VISIONS OF HEAT

“The procedure hasn’t been implemented. It’s purely theoretical.” The words were crisply factual, but Sascha could feel the other woman’s horror, a horror so deep that Faith, caught in the talons of Silence, was unaware of the fury of it.

Sascha understood. In any of the other races, even a theoretical idea like that would’ve been considered heinous, a fundamental breach of the trust between adult and child. “What’s stopping them?”

“They’re afraid of damaging potential psychic abilities.” Faith’s eyes were an impenetrable field of stars. “I can’t see how they could possibly neutralize that issue.”

Sascha wasn’t so sure. “Silence, too, was once a theoretical idea.” She’d unearthed a lot of information about her race’s history in the past few months and the majority of her research had found success through the most unusual of avenues—human libraries.

Trawling through those libraries dismissed by the Psy as outdated and inefficient, she’d discovered handwritten letters and documents that told of the beginning of Silence. The real beginning. It hadn’t been 1979—Enrique had been wrong, his “tribute” of seventy-nine precise cuts on each of his victims, a mistake. And that made her delighted in a sense only her bloodthirsty new family could truly understand.

“I thought it was initiated by the Council in concert with our most noted Psy-Med researchers.” Faith’s voice drew Sascha back from the grim theater of memory.

“No,” she replied. “It was initially raised by a cultlike group named Mercury.”

No one had taken them seriously at the time. However, two decades after publishing their idea, Mercury produced their first successful subjects. The test graduates were only teenagers and the conditioning was prone to failure, but they were enough to change things. Mercury stopped being referred to as a cult by the majority and started being spoken of as a think tank.

It took one hundred years for them to morph into a group of visionaries, the saviors of the Psy. “The first pro-Silence Council was dominated by acolytes of Mercury. Two were graduates of their beta version of the Protocol.”

“Sascha?”

Startled out of her painful thoughts on the high cost of such absolute Silence, she turned. Faith’s hand was outstretched, a touch halted midthought. “You have to be more careful,” she said gently. She had no desire to reinforce the straitjacket of Silence, but so long as the other cardinal was in the Net, she had to be hyperaware.

Faith’s hand curled into a fist and she tucked it under her thigh. “I’m changing, Sascha. I want to fight it, but the change is happening on a level I can’t seem to stop. And I’m not sure that’s a good thing.”

“Why?”

“I’m an F-Psy, valued and protected among our race. Out here, I’d be nothing.”

“That’s not true.” Sascha attempted to use her empathic gifts to soothe the bruised pain inside of Faith, pain she could feel like a rock on her heart. “If you can learn to utilize and manage your gifts in a different way, you’ll be as valued here. Imagine, you could warn of disasters and violence. You could save so many lives.”

Faith looked away. She didn’t want to see the other side of the ledger, didn’t want to consider the deaths on the conscience of every foreseer who’d chosen an easier path. Like her. “Do you have any idea why my normal shields might be failing? These protections are specifically designed to guard F-Psy during visions, but they can’t protect me against the darkness. They can’t keep me safe.”

Only Vaughn could do that, and she wondered why he bothered. If the foreseers hadn’t withdrawn into Silence, perhaps his sister, too, would have lived.





CHAPTER 14





“What do you feel during these visions?” Sascha asked, not forcing her to face the issue as Vaughn would’ve done. “There’s no one here but us.”

“And a cat with very good hearing.” Faith couldn’t see him, but she knew he was out there pacing, protecting.

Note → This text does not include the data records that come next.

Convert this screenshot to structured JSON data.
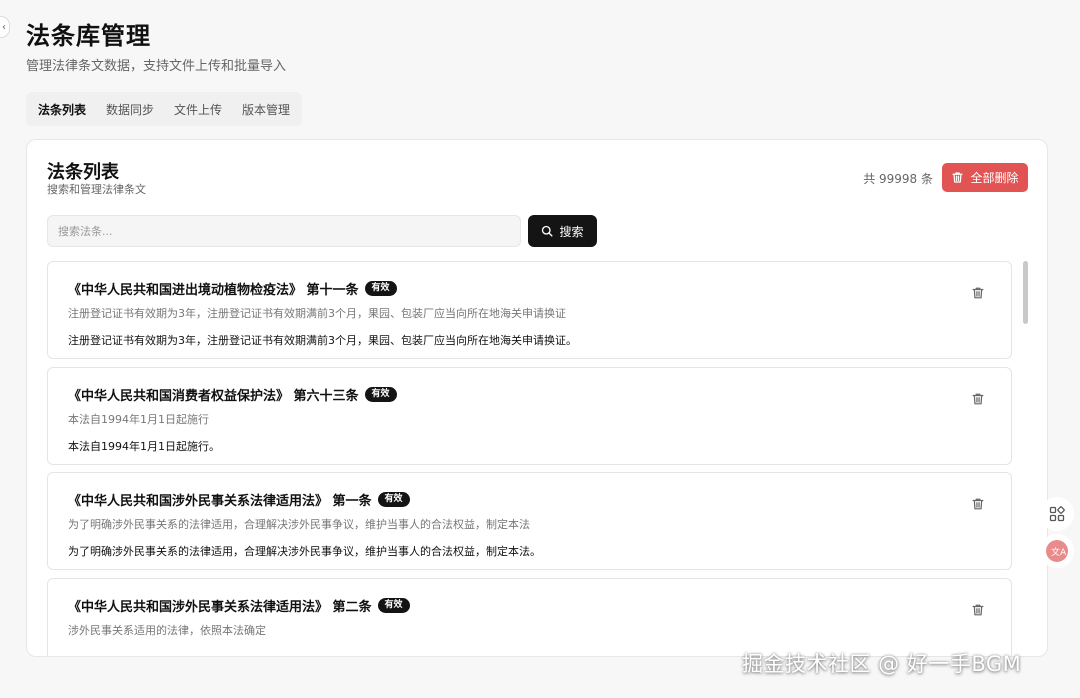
{
  "header": {
    "collapse_glyph": "‹",
    "title": "法条库管理",
    "subtitle": "管理法律条文数据，支持文件上传和批量导入"
  },
  "tabs": [
    {
      "label": "法条列表",
      "active": true
    },
    {
      "label": "数据同步",
      "active": false
    },
    {
      "label": "文件上传",
      "active": false
    },
    {
      "label": "版本管理",
      "active": false
    }
  ],
  "card": {
    "title": "法条列表",
    "subtitle": "搜索和管理法律条文",
    "count_text": "共 99998 条",
    "delete_all_label": "全部删除",
    "delete_all_color": "#e25454"
  },
  "search": {
    "placeholder": "搜索法条...",
    "value": "",
    "button_label": "搜索",
    "icon": "search-icon"
  },
  "laws": [
    {
      "title": "《中华人民共和国进出境动植物检疫法》 第十一条",
      "status": "有效",
      "summary": "注册登记证书有效期为3年，注册登记证书有效期满前3个月，果园、包装厂应当向所在地海关申请换证",
      "content": "注册登记证书有效期为3年，注册登记证书有效期满前3个月，果园、包装厂应当向所在地海关申请换证。"
    },
    {
      "title": "《中华人民共和国消费者权益保护法》 第六十三条",
      "status": "有效",
      "summary": "本法自1994年1月1日起施行",
      "content": "本法自1994年1月1日起施行。"
    },
    {
      "title": "《中华人民共和国涉外民事关系法律适用法》 第一条",
      "status": "有效",
      "summary": "为了明确涉外民事关系的法律适用，合理解决涉外民事争议，维护当事人的合法权益，制定本法",
      "content": "为了明确涉外民事关系的法律适用，合理解决涉外民事争议，维护当事人的合法权益，制定本法。"
    },
    {
      "title": "《中华人民共和国涉外民事关系法律适用法》 第二条",
      "status": "有效",
      "summary": "涉外民事关系适用的法律，依照本法确定",
      "content": ""
    }
  ],
  "side_tools": [
    {
      "icon": "apps-grid-icon"
    },
    {
      "icon": "translate-icon",
      "color": "#e98b8b"
    }
  ],
  "watermark": "掘金技术社区 @ 好一手BGM"
}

“Actually two,” Sascha corrected. “A result of Lucas being overprotective is my guess, though I wouldn’t put it past the sentinels to do it on their own.” Her laugh was both amused and exasperated.

“Two?” She could bear Vaughn hearing her confession, because no matter what she’d said in the car, she trusted him. But another cat?

“Don’t worry. Vaughn would never allow him within hearing range.”

Something in the other woman’s tone made Faith go still. “What?”

Sascha smiled. “Nothing. So, what do you feel?”

“Rage, pain, malice, fury, bloodlust.” She couldn’t bring herself to list the sick pleasure felt by the sadistic sexuality of that raping mind. Because during the visions, she was him and the pleasure was her own.

It made her want to vomit, to tear out her own mind. No wonder F-Psy had chosen the coward’s way out and surrendered to the clean commerce of Silence.